Murad and Hawkwood regarded the wizard in silence. The imp looked around and then cautiously took its fingers from out of its ears. It hated loud noises.
Murad realized that the soldiers were crowded around, listening. His face hardened.
“We’ll move on. We can discuss this later. Sergeant Mensurado, lead off and make sure the men have their wheels uncocked. I want no more discharges, or we will have Ensign di Souza evacuating the camp behind us.”
That raised a nervous laugh. The men shook out into file again, and set off. Bardolin trudged along wordlessly, the frown lines biting deep between his brows.
T HE ground continued to rise. It seemed that they were on the slopes of a hill or small mountain. It was hard going for all of them, because the black sand-like stuff of the forest floor sank under their boots. It was as if they were walking up the side of an enormous dune, their feet slipping back a yard for every yard advanced. “What is this stuff?” Murad asked. He slapped a sucking insect off his scarred cheek, grimacing.
“Ash, I think,” Hawkwood said. “There has been a great burning here. The stuff must be half a fathom deep.”

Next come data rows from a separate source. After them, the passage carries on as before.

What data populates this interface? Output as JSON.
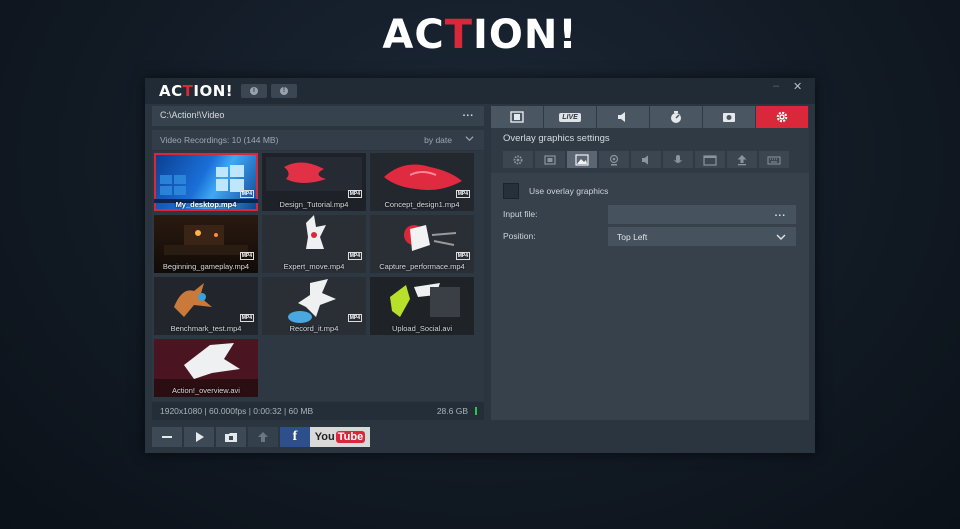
{
  "brand": {
    "logo_pre": "AC",
    "logo_accent": "T",
    "logo_post": "ION!",
    "accent_color": "#d8283a"
  },
  "window": {
    "title_pre": "AC",
    "title_accent": "T",
    "title_post": "ION!",
    "help_icon": "info-icon",
    "info_icon": "exclamation-icon",
    "minimize": "–",
    "close": "✕"
  },
  "browser": {
    "path": "C:\\Action!\\Video",
    "path_menu": "...",
    "recordings_label": "Video Recordings: 10 (144 MB)",
    "sort_label": "by date",
    "files": [
      {
        "name": "My_desktop.mp4",
        "badge": "MP4",
        "selected": true
      },
      {
        "name": "Design_Tutorial.mp4",
        "badge": "MP4",
        "selected": false
      },
      {
        "name": "Concept_design1.mp4",
        "badge": "MP4",
        "selected": false
      },
      {
        "name": "Beginning_gameplay.mp4",
        "badge": "MP4",
        "selected": false
      },
      {
        "name": "Expert_move.mp4",
        "badge": "MP4",
        "selected": false
      },
      {
        "name": "Capture_performace.mp4",
        "badge": "MP4",
        "selected": false
      },
      {
        "name": "Benchmark_test.mp4",
        "badge": "MP4",
        "selected": false
      },
      {
        "name": "Record_it.mp4",
        "badge": "MP4",
        "selected": false
      },
      {
        "name": "Upload_Social.avi",
        "badge": "",
        "selected": false
      },
      {
        "name": "Action!_overview.avi",
        "badge": "",
        "selected": false
      }
    ],
    "status": "1920x1080 | 60.000fps | 0:00:32 | 60 MB",
    "disk_free": "28.6 GB"
  },
  "toolbar": {
    "buttons": [
      "minus-icon",
      "play-icon",
      "folder-icon",
      "upload-icon"
    ],
    "facebook": "f",
    "youtube_you": "You",
    "youtube_tube": "Tube"
  },
  "settings": {
    "tabs": [
      "video-icon",
      "live-icon",
      "audio-icon",
      "benchmark-icon",
      "screenshot-icon",
      "settings-icon"
    ],
    "live_label": "LIVE",
    "active_tab": 5,
    "section_title": "Overlay graphics settings",
    "subtabs": [
      "gear-icon",
      "film-icon",
      "image-icon",
      "webcam-icon",
      "speaker-icon",
      "microphone-icon",
      "window-icon",
      "upload-icon",
      "keyboard-icon"
    ],
    "active_subtab": 2,
    "use_overlay_label": "Use overlay graphics",
    "use_overlay_checked": false,
    "input_file_label": "Input file:",
    "input_file_value": "",
    "input_file_menu": "...",
    "position_label": "Position:",
    "position_value": "Top Left"
  }
}
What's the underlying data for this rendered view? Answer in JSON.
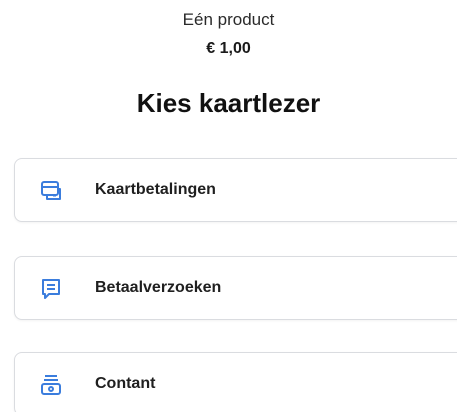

There were boulders, black and almost glassy in places. The trees were slowly splitting them apart and shifting them down-slope. And such trees! Nowhere in the world, Hawkwood thought, even in Gabrion, could there be trees like these, straight as lances, hard as bronze. A shipwright might fashion a mainmast from a single trunk, or a vessel’s keel from two. But the labour—the work of hewing down these forest giants. In this heat, it would kill a man.